Selecting bulls for your herd can be challenging. (Photo: Austin Snedden)

By Austin Snedden, Ranching Contributor, Valley Ag Voice

Austin Snedden
Austin Snedden

A lot of parallels can be made between a professional sports team drafting new players and a cattle operation picking bulls for their cowherd. For the sports team and the cattle operation, their selection will impact them for years to come. We must try to avoid the pitfalls laid before us by hype, lack of information, or personal biases. I would argue that the job of selecting bulls is more challenging than that of a professional football scout or general manager. We don’t have hours of game tape, we don’t have a whole team evaluating the field, and we can’t conduct one-on-one interviews with bulls to learn about their character and goals. (I have tried.) Even with all the tools that professional sports scouts have at their discretion, they still get it wrong on a regular basis.

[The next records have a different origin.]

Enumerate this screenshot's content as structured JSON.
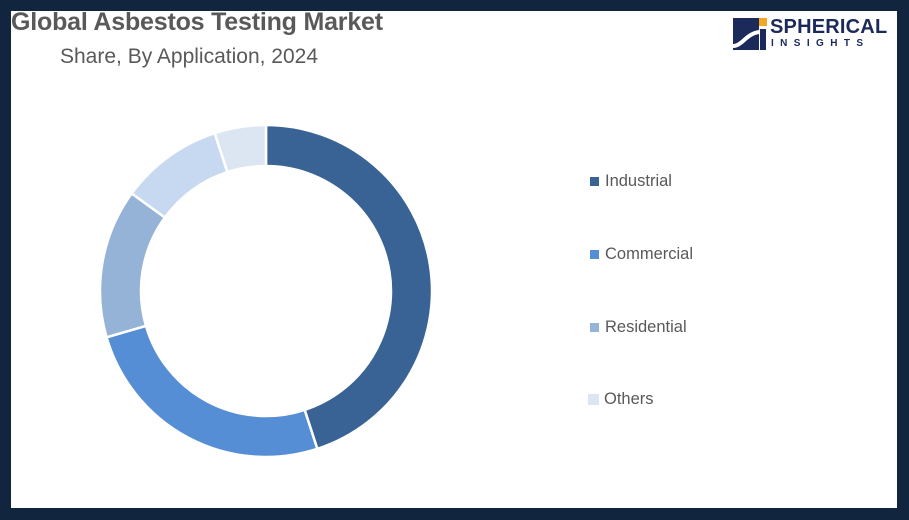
{
  "header": {
    "title": "Global Asbestos Testing Market",
    "subtitle": "Share, By Application, 2024"
  },
  "logo": {
    "name": "SPHERICAL",
    "tagline": "INSIGHTS",
    "colors": {
      "navy": "#1b2a5a",
      "accent": "#f5a623"
    }
  },
  "frame": {
    "border_color": "#12253f",
    "background": "#ffffff"
  },
  "chart_data": {
    "type": "pie",
    "variant": "donut",
    "title": "Global Asbestos Testing Market",
    "subtitle": "Share, By Application, 2024",
    "categories": [
      "Industrial",
      "Commercial",
      "Residential",
      "",
      "Others"
    ],
    "values": [
      45,
      25.5,
      14.5,
      10,
      5
    ],
    "colors": [
      "#386394",
      "#558ed5",
      "#95b3d7",
      "#c6d9f1",
      "#dce6f2"
    ],
    "legend": {
      "position": "right",
      "entries": [
        {
          "label": "Industrial",
          "color": "#386394"
        },
        {
          "label": "Commercial",
          "color": "#558ed5"
        },
        {
          "label": "Residential",
          "color": "#95b3d7"
        },
        {
          "label": "Others",
          "color": "#dce6f2"
        }
      ]
    },
    "start_angle_deg": 0,
    "direction": "clockwise",
    "data_labels": false,
    "xlabel": "",
    "ylabel": ""
  }
}
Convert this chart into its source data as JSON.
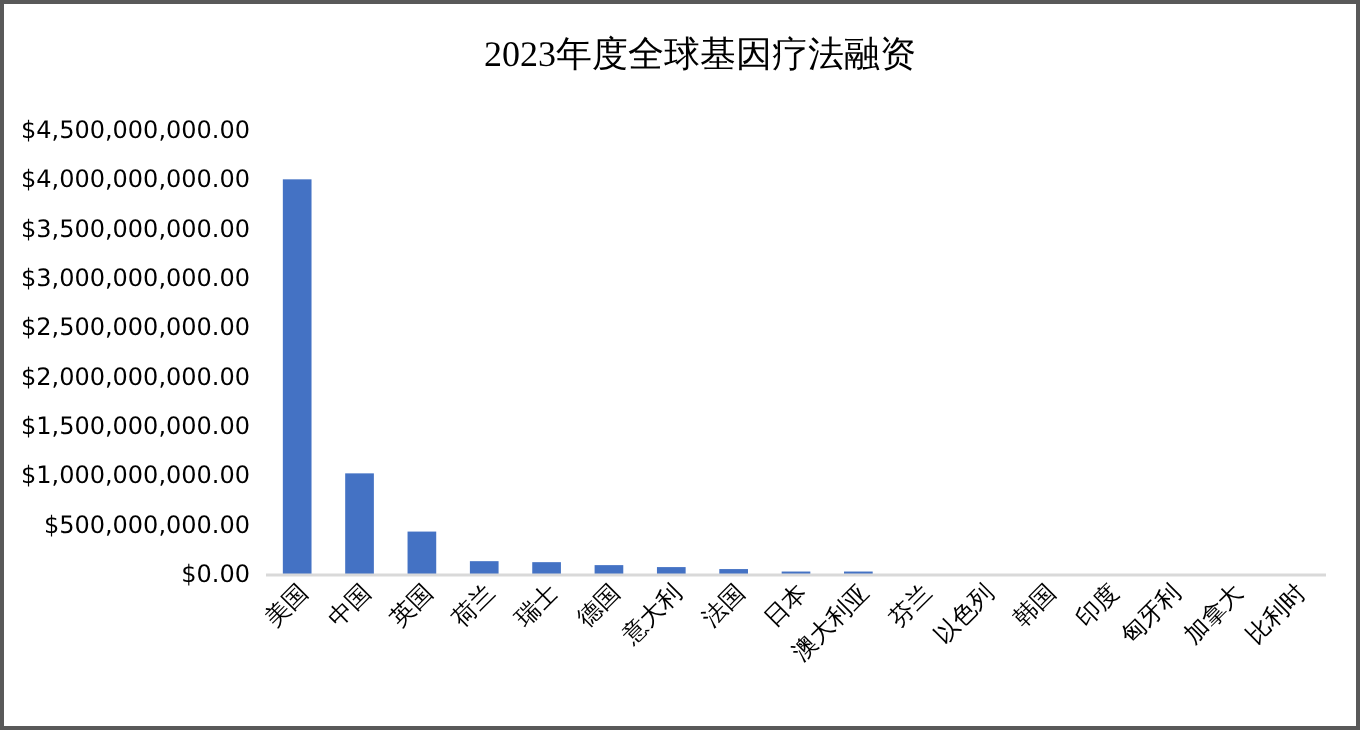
{
  "chart_data": {
    "type": "bar",
    "title": "2023年度全球基因疗法融资",
    "categories": [
      "美国",
      "中国",
      "英国",
      "荷兰",
      "瑞士",
      "德国",
      "意大利",
      "法国",
      "日本",
      "澳大利亚",
      "芬兰",
      "以色列",
      "韩国",
      "印度",
      "匈牙利",
      "加拿大",
      "比利时"
    ],
    "values": [
      4000000000,
      1020000000,
      430000000,
      130000000,
      120000000,
      90000000,
      70000000,
      50000000,
      25000000,
      25000000,
      0,
      0,
      0,
      0,
      0,
      0,
      0
    ],
    "color": "#4472c4",
    "ylim": [
      0,
      4500000000
    ],
    "yticks": [
      {
        "value": 0,
        "label": "$0.00"
      },
      {
        "value": 500000000,
        "label": "$500,000,000.00"
      },
      {
        "value": 1000000000,
        "label": "$1,000,000,000.00"
      },
      {
        "value": 1500000000,
        "label": "$1,500,000,000.00"
      },
      {
        "value": 2000000000,
        "label": "$2,000,000,000.00"
      },
      {
        "value": 2500000000,
        "label": "$2,500,000,000.00"
      },
      {
        "value": 3000000000,
        "label": "$3,000,000,000.00"
      },
      {
        "value": 3500000000,
        "label": "$3,500,000,000.00"
      },
      {
        "value": 4000000000,
        "label": "$4,000,000,000.00"
      },
      {
        "value": 4500000000,
        "label": "$4,500,000,000.00"
      }
    ]
  }
}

If budget wasn’t an issue in selecting your bull team, you could just pick the most hyped bulls from the most hyped programs, but keep in mind many of those have been busts on the football field as well as in the cow field. For those of us with a limited budget, we have to find the un-drafted Tony Romo’s and Kurt Warner’s or the 199th pick Tom Brady’s of the bull world. For picking professional football players, the things to analyze are the system or college program they’re from, college game tape, combine performance, and character interviews. In the bull selection world, the breeder is the equivalent of the college. The individual performance and performance in the pedigree is the equivalent of the college game tape. The marketing photo, the EPD algorithm, and livestock showing is the equivalent of the combine. Walking through the bulls without them fleeing or you fleeing is the equivalent of the character interview.

When it comes to AI, artificial insemination, essentially the whole field of bulls is available to a breeder, but often times mating decisions are still made by combine performance alone. In the world of information, I think we would all be surprised how many genetic selections are made based on a single still photo, a computer algorithm, or a single stock show judge that liked them. Judging bulls or players based on their combine performance alone is why so many teams missed on players like Romo, Warner, and Brady.

It is important to analyze what type of system your potential draft choice is coming out of. Maybe this bull doesn’t have a sixteen-hundred-pound yearling weight because of the system he plays in. Maybe he has the ability to throw the ball for sixteen hundred pounds but plays for a coach that has a run first system. Maybe those actual weaning weights are a little lower because the bull comes from a system that doesn’t creep feed. Hall of fame quarterback Kurt Warner may have been overlooked at lower tier Northern Iowa, assuming that he looked good only because of the sub-par talent he was competing against. Like a good professional scout, we need to have the ability and confidence to spot a good one and not be biased by the smaller program.

Look at the game tape. Watch all the game tape and not just the highlight reel. The pedigree and the individual performance make up the entire game tape. Are there holes in the performance in the pedigree? Getting enamored by individual performance is like watching one stand out game, maybe that bull can’t replicate that performance in generations to come. Every year as the draft approaches, scouts get enamored or discouraged by combine performance and tend to discount the game tape. There are always exceptions, but whether athletes or bulls, what they have done in the past will be most relevant to what they will do in the future.

Skip the hype and invest in quality. There are draft busts in professional sports every year just like there are genetic busts every year in bull selection. The risks of investing in a bust can never be completely mitigated, but an in depth look into all aspects will lessen the risk. There are good ones and bad ones in both premier breeding programs and lesser known breeding programs. Figure out what your cattle team needs to make them contenders, then get out and scout for your next bull draft.